The Times obituary described him as "a man of great physical courage" who "had the gift of making little fuss aout the details of life". Saying that he had lived to see many of his originally controversial views on diet and hygiene generally accepted, it concluded that "his loss will be deeply regretted by the thousands to whom his name is a household word".

== Bibliography ==
- 1887 – A short treatise on the cure of Diphtheria by small doses of sulphur.
- 1889 – Onions & Cress. [A description of their uses and properties.]
- 1906 – Help for Chronic Sufferers.
- 1908 – The "Microbe" as Friend and Foe.
- 1909 – The Cause and Cure of Consumption.
- 1910 – Indigestion, its Cause and Cure.
- 1911 – The Healthy Life Beverage Book.
- 1911 – A Common Stomach Trouble. (Stomach Trouble-dilated stomach.)
- 1913 – Rheumatism and allied ailments. Short chapters on rheumatism, the uric acid theory of disease, rheumatic fever and arthritis.
- 1913 – The Truth about Sugar.
- 1914 – The Truth about Vaccination: The Nature and Origin of Vaccine Lymph, and the Teachings of the New Bacteriology.
- 1915 – Blood and Superman.
- 1919 – Diabetes, its causes and treatment.
- 1919 – Why Our Teeth Decay (or Pyorrhea Unveiled).

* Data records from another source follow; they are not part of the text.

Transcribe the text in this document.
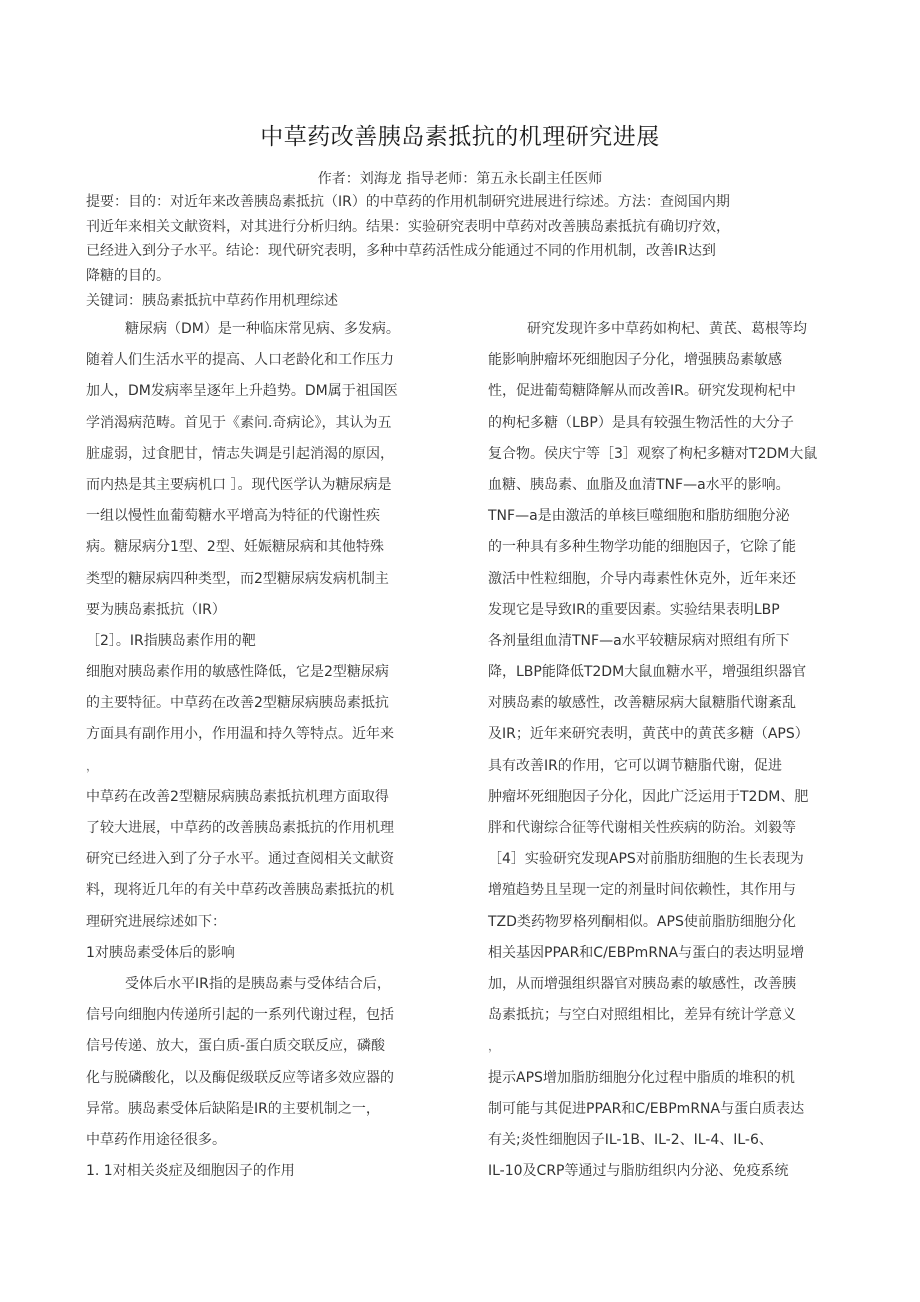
中草药改善胰岛素抵抗的机理研究进展
作者：刘海龙 指导老师：第五永长副主任医师
提要：目的：对近年来改善胰岛素抵抗（IR）的中草药的作用机制研究进展进行综述。方法：查阅国内期
刊近年来相关文献资料，对其进行分析归纳。结果：实验研究表明中草药对改善胰岛素抵抗有确切疗效，
已经进入到分子水平。结论：现代研究表明，多种中草药活性成分能通过不同的作用机制，改善IR达到
降糖的目的。
关键词：胰岛素抵抗中草药作用机理综述
糖尿病（DM）是一种临床常见病、多发病。
随着人们生活水平的提高、人口老龄化和工作压力
加人，DM发病率呈逐年上升趋势。DM属于祖国医
学消渴病范畴。首见于《素问.奇病论》，其认为五
脏虚弱，过食肥甘，情志失调是引起消渴的原因，
而内热是其主要病机口 ］。现代医学认为糖尿病是
一组以慢性血葡萄糖水平增高为特征的代谢性疾
病。糖尿病分1型、2型、妊娠糖尿病和其他特殊
类型的糖尿病四种类型，而2型糖尿病发病机制主
要为胰岛素抵抗（IR）
［2］。IR指胰岛素作用的靶
细胞对胰岛素作用的敏感性降低，它是2型糖尿病
的主要特征。中草药在改善2型糖尿病胰岛素抵抗
方面具有副作用小，作用温和持久等特点。近年来
，
中草药在改善2型糖尿病胰岛素抵抗机理方面取得
了较大进展，中草药的改善胰岛素抵抗的作用机理
研究已经进入到了分子水平。通过查阅相关文献资
料，现将近几年的有关中草药改善胰岛素抵抗的机
理研究进展综述如下：
1对胰岛素受体后的影响
受体后水平IR指的是胰岛素与受体结合后，
信号向细胞内传递所引起的一系列代谢过程，包括
信号传递、放大，蛋白质-蛋白质交联反应，磷酸
化与脱磷酸化，以及酶促级联反应等诸多效应器的
异常。胰岛素受体后缺陷是IR的主要机制之一，
中草药作用途径很多。
1. 1对相关炎症及细胞因子的作用
研究发现许多中草药如枸杞、黄芪、葛根等均
能影响肿瘤坏死细胞因子分化，增强胰岛素敏感
性，促进葡萄糖降解从而改善IR。研究发现枸杞中
的枸杞多糖（LBP）是具有较强生物活性的大分子
复合物。侯庆宁等［3］观察了枸杞多糖对T2DM大鼠
血糖、胰岛素、血脂及血清TNF—a水平的影响。
TNF—a是由激活的单核巨噬细胞和脂肪细胞分泌
的一种具有多种生物学功能的细胞因子，它除了能
激活中性粒细胞，介导内毒素性休克外，近年来还
发现它是导致IR的重要因素。实验结果表明LBP
各剂量组血清TNF—a水平较糖尿病对照组有所下
降，LBP能降低T2DM大鼠血糖水平，增强组织器官
对胰岛素的敏感性，改善糖尿病大鼠糖脂代谢紊乱
及IR；近年来研究表明，黄芪中的黄芪多糖（APS）
具有改善IR的作用，它可以调节糖脂代谢，促进
肿瘤坏死细胞因子分化，因此广泛运用于T2DM、肥
胖和代谢综合征等代谢相关性疾病的防治。刘毅等
［4］实验研究发现APS对前脂肪细胞的生长表现为
增殖趋势且呈现一定的剂量时间依赖性，其作用与
TZD类药物罗格列酮相似。APS使前脂肪细胞分化
相关基因PPAR和C/EBPmRNA与蛋白的表达明显增
加，从而增强组织器官对胰岛素的敏感性，改善胰
岛素抵抗；与空白对照组相比，差异有统计学意义
，
提示APS增加脂肪细胞分化过程中脂质的堆积的机
制可能与其促进PPAR和C/EBPmRNA与蛋白质表达
有关;炎性细胞因子IL-1B、IL-2、IL-4、IL-6、
IL-10及CRP等通过与脂肪组织内分泌、免疫系统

- 1919 – The Spine in Relation to Health, with remedial spinal exercises.
- 1919 – The Lemon Cure.
- 1919 – The Salad Road to Health.
- 1919 – A First Aid to Internal Cleanliness.
- 1919 – Noises in the Head and Ear Troubles
- 1919 – Basic Diagnosis and Reconstructive Treatment, etc.
- 1920 – The Mischief of Milk.
- 1921 – Things that count in Diet.
- 1923 – The Right & Wrong Uses of Sugar.
- 1924 – The "Microbe" as Friend & Foe.
- 1924 – Small-Pox. A healing crisis and the truth about vaccination.
- 1925 – An Epitome of the "Nature Cure" System of Medicine.
- 1926 – Consumption and Tomorrow.
- 1929 – The Story of Vitamins.
- 1930 – Potatoes as Food & Medicine.
- 1930 – The Cleansing Saline Fast.
- 1930 – The Misunderstood Microbe.
- 1931 – Safe & Easy Childbirth.
- 1931 – The Romance of Sugar.
- 1932 – How to Prevent Cancer, etc.
- 1933 – Our Daily Bread.
- 1934 – Epsom Salts. Its mysterious healing powers explained
- 1936 – Tea and Coffee in Relation to Health.